Dan berikut adalah nomor 6 s/d nomor 10 tentang apa saja momen terbaik Maradona saat masih aktif bermain.

 

 

6.Napoli vs Juventus, UEFA Cup 1988/89

Napoli kemudian memenangkan Piala UEFA pada tahun 1989, namun melakukan pekerjaan yang cukup sulit untuk sampai ke final. Ini tentu tidak terlihat sangat mungkin setelah mereka kalah 2-0 di leg pertama perempat final melawan Juventus.

Namun di depan fans Stadio San Paolo, Maradona – dalam penampilan individu yang bagus – membuka skor melalui titik penalti dan kemudian menyaksikan rekan setimnya Andrea Carnevale mencetak gol kedua.

Begitulah keadaannya sampai Alessandro Renica membawa Napoli lolos.

 

7.Live is Life, UEFA Cup 1988/89

Pendekatan Maradona terlihat cukup baik dalam semifinal Piala UEFA ketika Napoli melawan Bayern Munich (Napoli unggul agregat 4-2).

Sang legenda asal Argentina membuat panggungnya sendiri di Munich dseperti alunan musik ceria di live Opus tahun 1984 yang bertajuk Live is Life.

 

8.Scudetto kedua Napoli, 1990

Setelah mencoba tapi dua kali gagal merebut kembali gelar mereka, Napoli kembali tampil dengan balas dendam melawan Milan. Mereka berada di urutan kedua di belakang Milan pada musim 1987/88 dan kemudian Inter pada musim 1988/89.

Dengan demikian, mereka tidak menelan kekalahan pada pertandingan pertama mereka di bawah 30 Desember dan hanya kebobolan 12 kali dalam 16 pertandingan sebelumnya. Maradona luar biasa, mencetak setengah dari total gol Napoli dan juga memberi 7 assist.

Dia melanjutkan paruh kedua musim ini dalam penampilan yang serupa: 10 gol dalam 15 pertandingan terakhir musim ini di Napoli.

 

9.Brasil 0-1 Argentina, Piala Dunia 1990

Bahkan Maradona yang setengah fit mampu mempengaruhi pertandingan Piala Dunia melawan rival terberat Argentina.
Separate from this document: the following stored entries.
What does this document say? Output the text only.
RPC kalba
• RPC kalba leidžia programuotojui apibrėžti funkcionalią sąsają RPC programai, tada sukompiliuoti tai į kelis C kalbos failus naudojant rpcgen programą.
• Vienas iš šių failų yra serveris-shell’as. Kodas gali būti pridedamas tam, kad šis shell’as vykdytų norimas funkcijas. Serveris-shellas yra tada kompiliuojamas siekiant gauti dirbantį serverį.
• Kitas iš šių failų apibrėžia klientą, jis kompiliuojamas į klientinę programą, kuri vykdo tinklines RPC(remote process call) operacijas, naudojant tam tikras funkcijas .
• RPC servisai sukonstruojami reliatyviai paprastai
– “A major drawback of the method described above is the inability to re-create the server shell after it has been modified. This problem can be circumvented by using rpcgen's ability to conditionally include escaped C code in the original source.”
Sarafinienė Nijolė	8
Meskipun tidak memiliki hal menguntunkan seperti tahun 1986, dan dengan El Diego membawa masalah cedera lutut ke dalam turnamen, hal itu terlihat sulit bagi Albiceleste. Namun akhirnya mereka tetap sampai di final.

Argentina kalah 1-0 dari Kamerun pada pertandingan pembuka, dan hanya mencapai urutan ketiga di grup setelah bermain imbang 1-1 melawan Rumania di kota Naples.
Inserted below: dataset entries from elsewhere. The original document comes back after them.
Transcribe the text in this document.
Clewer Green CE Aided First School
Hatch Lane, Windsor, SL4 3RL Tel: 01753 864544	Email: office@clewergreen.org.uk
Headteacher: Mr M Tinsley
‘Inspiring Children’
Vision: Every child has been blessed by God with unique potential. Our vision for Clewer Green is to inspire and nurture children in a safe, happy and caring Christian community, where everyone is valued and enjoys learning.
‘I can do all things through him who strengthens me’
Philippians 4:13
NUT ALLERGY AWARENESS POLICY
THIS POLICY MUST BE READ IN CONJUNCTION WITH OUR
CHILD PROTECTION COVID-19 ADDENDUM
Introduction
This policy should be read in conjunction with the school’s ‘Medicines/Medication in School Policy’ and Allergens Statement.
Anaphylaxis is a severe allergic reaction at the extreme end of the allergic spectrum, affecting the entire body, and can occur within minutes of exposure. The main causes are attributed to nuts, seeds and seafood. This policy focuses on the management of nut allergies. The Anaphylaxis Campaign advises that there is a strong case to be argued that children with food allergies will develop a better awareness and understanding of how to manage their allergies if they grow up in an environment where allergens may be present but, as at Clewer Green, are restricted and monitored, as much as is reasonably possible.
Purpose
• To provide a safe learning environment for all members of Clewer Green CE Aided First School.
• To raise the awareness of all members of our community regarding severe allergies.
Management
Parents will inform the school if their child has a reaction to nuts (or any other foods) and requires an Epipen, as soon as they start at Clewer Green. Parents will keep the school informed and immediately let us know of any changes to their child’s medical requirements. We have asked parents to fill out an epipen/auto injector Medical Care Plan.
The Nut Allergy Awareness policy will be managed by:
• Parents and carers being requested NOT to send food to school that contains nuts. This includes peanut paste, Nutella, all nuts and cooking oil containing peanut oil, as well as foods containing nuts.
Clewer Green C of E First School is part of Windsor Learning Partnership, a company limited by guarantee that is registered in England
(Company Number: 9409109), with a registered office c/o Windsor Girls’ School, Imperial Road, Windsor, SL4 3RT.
Namun aksi mereka berhasil membawa lolos sampai ke fase gugut fsn melawan juara grup Brasil, yang memenangkan semua pertandingan mereka dan hanya kebobolan satu kali. Seleção bermain baik, tapi permainan mereka mulai berantakan ketika seorang kapten Argentina berusia 30 tahun mendominasi pertandingan.
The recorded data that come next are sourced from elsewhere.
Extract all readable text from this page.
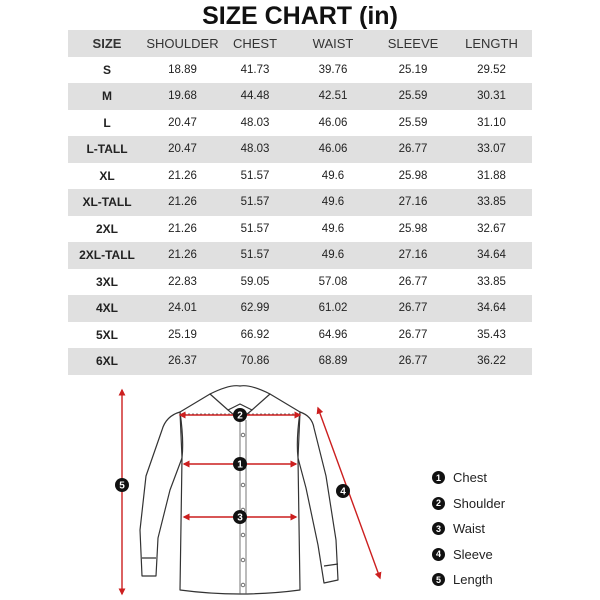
SIZE CHART (in)
SIZE	SHOULDER	CHEST	WAIST	SLEEVE	LENGTH
S	18.89	41.73	39.76	25.19	29.52
M	19.68	44.48	42.51	25.59	30.31
L	20.47	48.03	46.06	25.59	31.10
L-TALL	20.47	48.03	46.06	26.77	33.07
XL	21.26	51.57	49.6	25.98	31.88
XL-TALL	21.26	51.57	49.6	27.16	33.85
2XL	21.26	51.57	49.6	25.98	32.67
2XL-TALL	21.26	51.57	49.6	27.16	34.64
3XL	22.83	59.05	57.08	26.77	33.85
4XL	24.01	62.99	61.02	26.77	34.64
5XL	25.19	66.92	64.96	26.77	35.43
6XL	26.37	70.86	68.89	26.77	36.22
2
1
3
4
5
1 Chest
2 Shoulder
3 Waist
4 Sleeve
5 Length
Tiga orang Brasil gagal menghadang pergerakannya, membuka ruang untuk memberi umpan pada Claudio Caniggia, dan diselesaikan dengan baik oleh Claudio Taffarel.

 

10.Argentina 4-0 Yunani, Piala Dunia 1994

Maradona dikirim ke rumah dari Amerika Serikat setelah gagal dalam tes obat-obatan terlarang (yang dia salahkan pada pelatih pribadinya, kemudian mengklaim bahwa dia telah melanggar kesepakatan dengan FIFA untuk menggunakan obat tersebut karena penurunan berat badan) dalam turnamen yang benar-benar mengerikan untuk Argentina

Mereka mengalahkan Yunani dan Nigeria untuk lolos melalui grup tersebut, namun pergi ke Rumania di babak kedua di depan 90.000 penonton di Rose Bowl. Kemenangan 2-1 atas Nigeria merupakan pertandingan terakhir Maradona untuk negaranya dan itu bukan hasil yang baik untuk seorang legenda mengakhiri caps bersama tim nasional.

Tapi dia tidak pergi tanpa membuat tanda yang tak terhapuskan di AS ‘94. Argentina menghancurkan Yunani 4-0 dalam pertandingan pembuka, dengan Gabriel Batistuta mencatatkan hattrick, tapi satu-satunya yang benar-benar diingat adalah Maradona yang membuat satu sentuhan yang luar biasa.